The relationship that you're missing is this: ##S = k log(\Omega)##. (I'm assuming that your ##\Omega## means the density of states for a given value of ##U##)

For this homework assignment, they are telling you NOT to use the second formula for ##\Omega##, but instead to use the formula ##\Omega = \frac{aNU}{\epsilon}##.

The relationship that you're missing is this: ##S = k log(\Omega)##. (I'm assuming that your ##\Omega## means the density of states for a given value of ##U##)
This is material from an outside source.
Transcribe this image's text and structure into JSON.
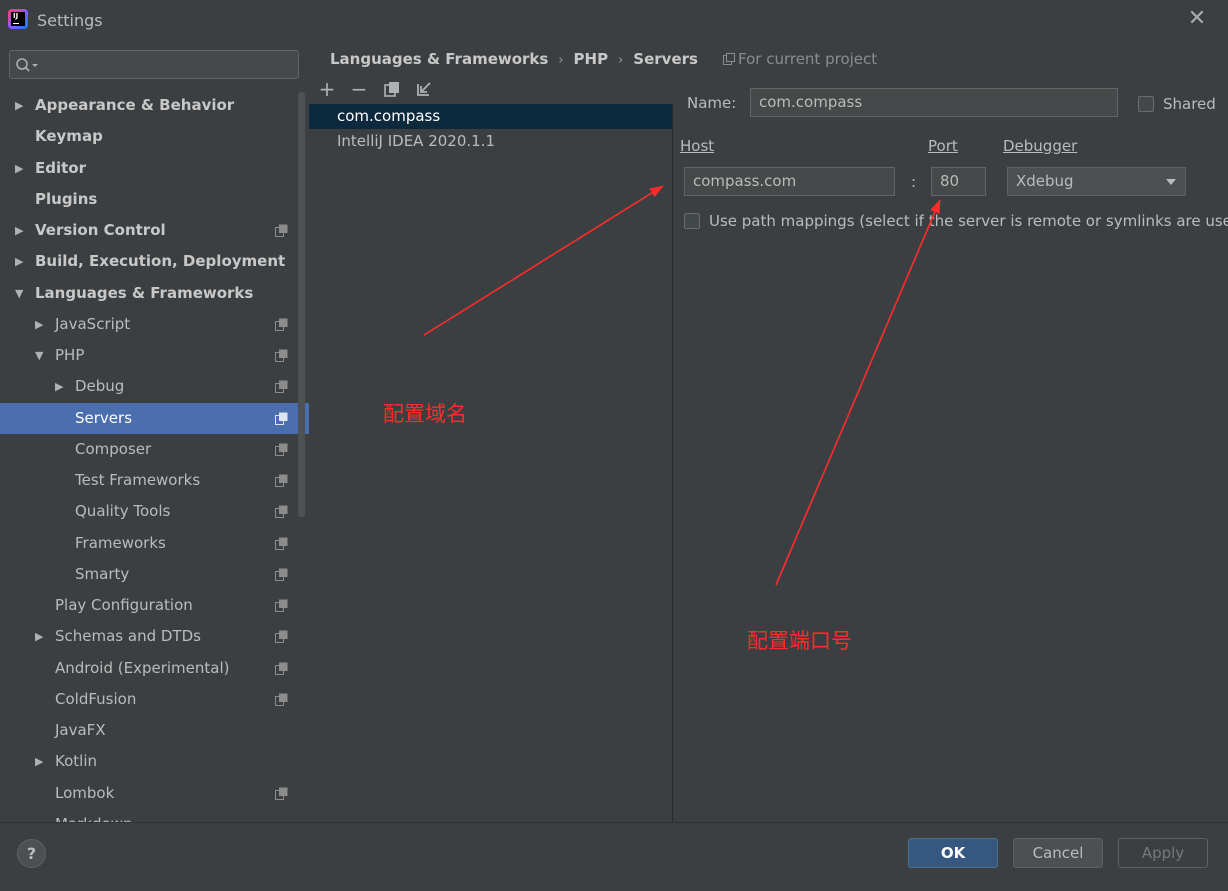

So using ##S = kln(\Omega)## seems to still leave me in a quandary, because for the macropartition ##0:6## (where object A has no bits of energy, object B has all 6), ##\Omega_{A} = 0## and therefore ##\Omega_{AB} = \Omega_{A} \Omega_{B} = 0##, which gives me an undefined/unphysical entropy, since there is no ##ln(0)##.
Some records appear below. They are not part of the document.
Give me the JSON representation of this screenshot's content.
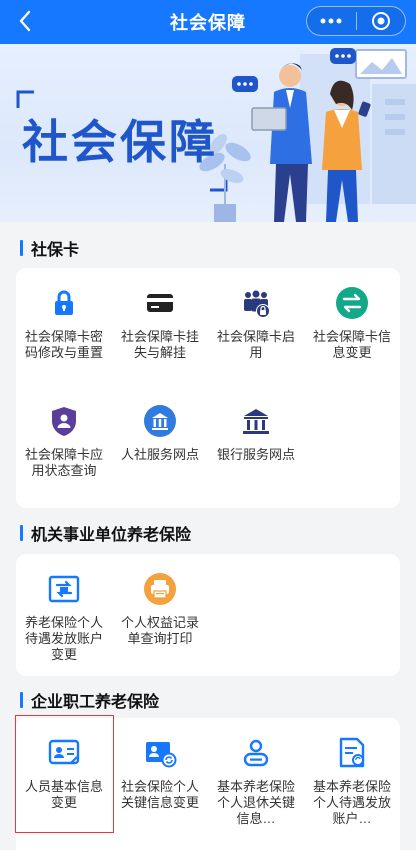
{
  "header": {
    "title": "社会保障"
  },
  "banner": {
    "title": "社会保障"
  },
  "sections": [
    {
      "title": "社保卡",
      "items": [
        {
          "label": "社会保障卡密码修改与重置",
          "icon": "lock-icon"
        },
        {
          "label": "社会保障卡挂失与解挂",
          "icon": "card-icon"
        },
        {
          "label": "社会保障卡启用",
          "icon": "people-lock-icon"
        },
        {
          "label": "社会保障卡信息变更",
          "icon": "exchange-icon"
        },
        {
          "label": "社会保障卡应用状态查询",
          "icon": "shield-user-icon"
        },
        {
          "label": "人社服务网点",
          "icon": "bank-building-icon"
        },
        {
          "label": "银行服务网点",
          "icon": "bank-icon"
        }
      ]
    },
    {
      "title": "机关事业单位养老保险",
      "items": [
        {
          "label": "养老保险个人待遇发放账户变更",
          "icon": "account-change-icon"
        },
        {
          "label": "个人权益记录单查询打印",
          "icon": "printer-icon"
        }
      ]
    },
    {
      "title": "企业职工养老保险",
      "items": [
        {
          "label": "人员基本信息变更",
          "icon": "id-card-icon"
        },
        {
          "label": "社会保险个人关键信息变更",
          "icon": "card-refresh-icon"
        },
        {
          "label": "基本养老保险个人退休关键信息…",
          "icon": "user-retire-icon"
        },
        {
          "label": "基本养老保险个人待遇发放账户…",
          "icon": "document-refresh-icon"
        }
      ]
    }
  ],
  "colors": {
    "primary": "#1677ff",
    "accent": "#1f56c9",
    "orange": "#f5a13d",
    "highlight": "#e53935"
  }
}
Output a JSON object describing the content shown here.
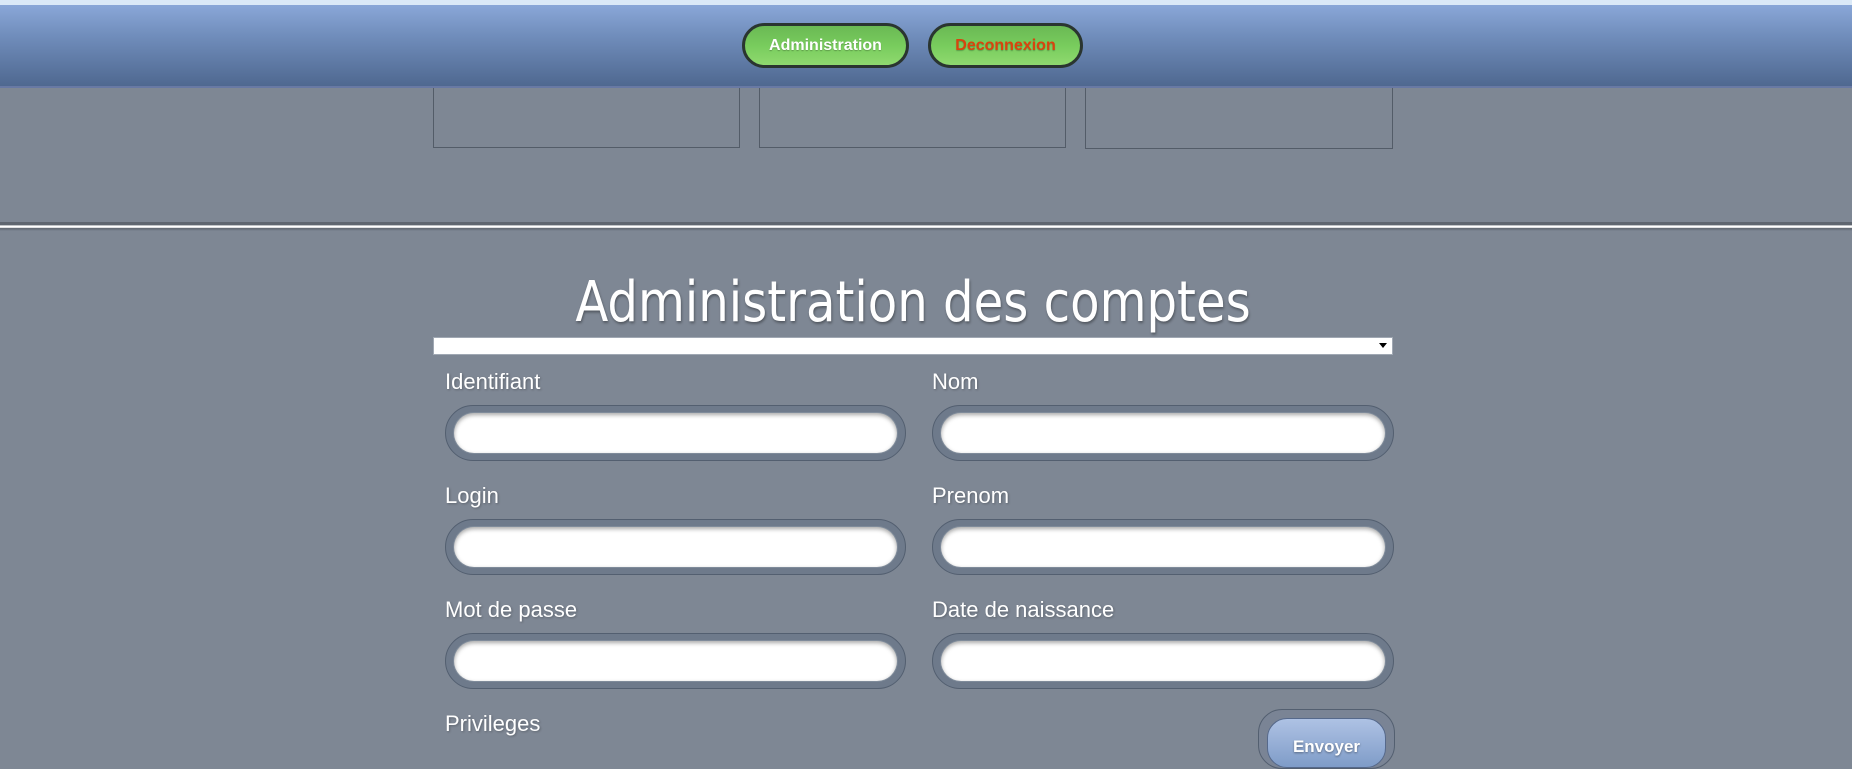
{
  "nav": {
    "admin_label": "Administration",
    "logout_label": "Deconnexion"
  },
  "colors": {
    "nav_button_green": "#78cc5d",
    "logout_text": "#d9440e",
    "page_background": "#7e8794",
    "navbar_top": "#8aa7d8",
    "navbar_bottom": "#4f6890"
  },
  "main": {
    "title": "Administration des comptes",
    "account_select": {
      "selected": ""
    },
    "fields": {
      "identifiant": {
        "label": "Identifiant",
        "value": ""
      },
      "nom": {
        "label": "Nom",
        "value": ""
      },
      "login": {
        "label": "Login",
        "value": ""
      },
      "prenom": {
        "label": "Prenom",
        "value": ""
      },
      "mot_de_passe": {
        "label": "Mot de passe",
        "value": ""
      },
      "date_naissance": {
        "label": "Date de naissance",
        "value": ""
      },
      "privileges": {
        "label": "Privileges"
      }
    },
    "submit_label": "Envoyer"
  }
}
As to which expression I use for multiplicity, my understanding was that the expression

$$\Omega(N,U) = \frac{(3N+q-1)!}{(3N-1)!q!}$$

is essentially just a combinatorics result. In fact, we derived it as part of the homework, and that's exactly what it was: how many ways to distribute q bits of energy amongst 3N oscillators of an Einstein solid. So I was (am) confused by this problem, because I don't see the point of redefining multiplicity and then seeing what happens, since multiplicity just is what it is. It is math, not physics (though it does give rise to physics). I mean, it makes no sense, purely from a combinatorics standpoint, that there is not exactly 1 way of distributing 0 bits of energy among the oscillators of object A. Yet that's what the problem's definition of 'multiplicity' gives me. That just seems absurd and not worth thinking about, but at the same time I trust the textbook author to give me meaningful problems, so I conclude I must be missing something.

Anyway, thus far I have two conclusions about these 'alien objects':

1) They are normal in the sense that they have well-defined temperatures, etc. (which I suspect is incorrect, but if I graph S vs U, I essentially just get an ln function with decreasing slope, i.e. decreasing temperature, as for a normal object

2) The system of the two objects in contact has no entropy for the macropartitions where one of them has zero energy, which is different from Einstein solids.